The authors prove two central metatheoretic properties:

  1. Subject Reduction – If a well‑typed expression steps to another expression, the resulting expression remains well‑typed under the same (or appropriately updated) typing environments. The proof carefully handles heap updates caused by reflective operations, showing that Σ evolves in lockstep with the operational semantics.
  2. Soundness (Type Safety) – A well‑typed program cannot encounter a “field not found” or “method arity mismatch” runtime error. The proof proceeds by induction on the evaluation steps, leveraging the subject reduction theorem and the invariant that the heap’s runtime shape always conforms to its static type.

Beyond the formal development, the paper discusses practical considerations for implementing Lucretia in a static analysis tool. The analysis would interleave type inference with a traversal of the abstract syntax tree, updating the heap type environment whenever reflective statements are encountered. To handle prototype chains and multiple inheritance, the authors propose representing record types as composable structures and using intersection types to model overlapping fields. They also suggest visualizing type evolution to aid developers in understanding how object shapes change throughout execution.

In the related work section, Lucretia is contrasted with existing approaches. TypeScript and Flow provide structural typing but treat object shape as immutable after declaration, thus failing to model dynamic field addition. MyPy introduces gradual typing for Python but similarly assumes a static class hierarchy. Prior research on “type-and-effect” systems or “refinement types” touches on dynamic features but does not offer a unified treatment of reflection and heap‑typed objects. Lucretia’s contribution lies in its explicit heap‑type model and transformation rules, which together give a sound foundation for reasoning about truly reflective languages.

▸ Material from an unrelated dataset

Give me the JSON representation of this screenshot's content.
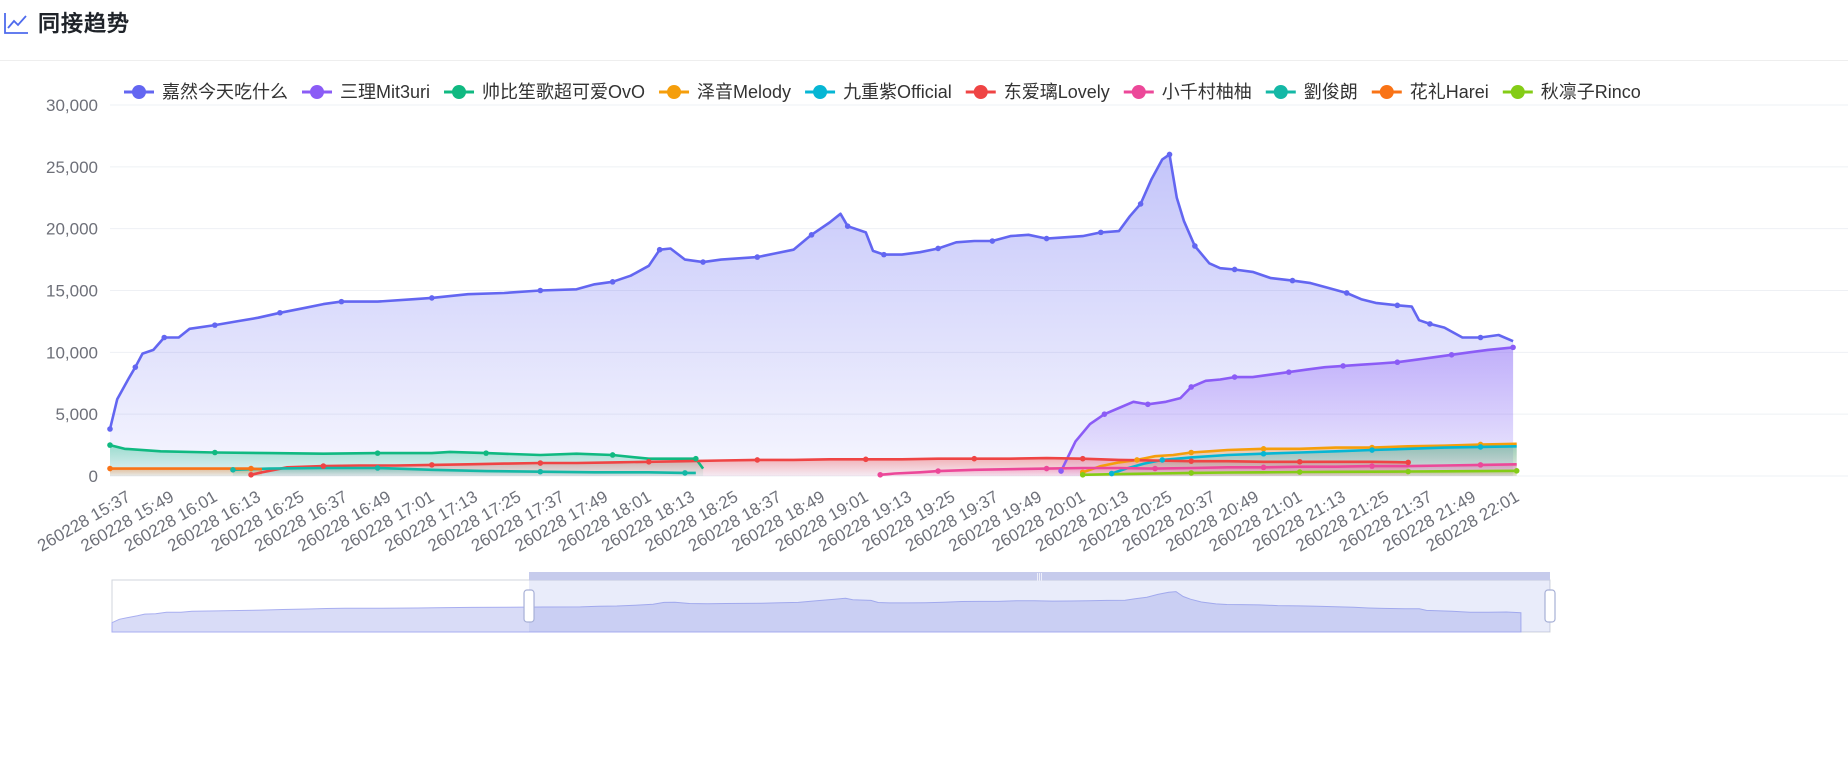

The conclusion emphasizes that Lucretia offers a viable path toward static verification of JavaScript/Python programs that heavily rely on reflection, without sacrificing the languages’ expressive power. Future work includes extending the system to handle higher‑order reflective constructs (e.g., dynamic code generation), optimizing the inference algorithm for large code bases, and integrating Lucretia into existing IDEs to provide real‑time feedback to developers.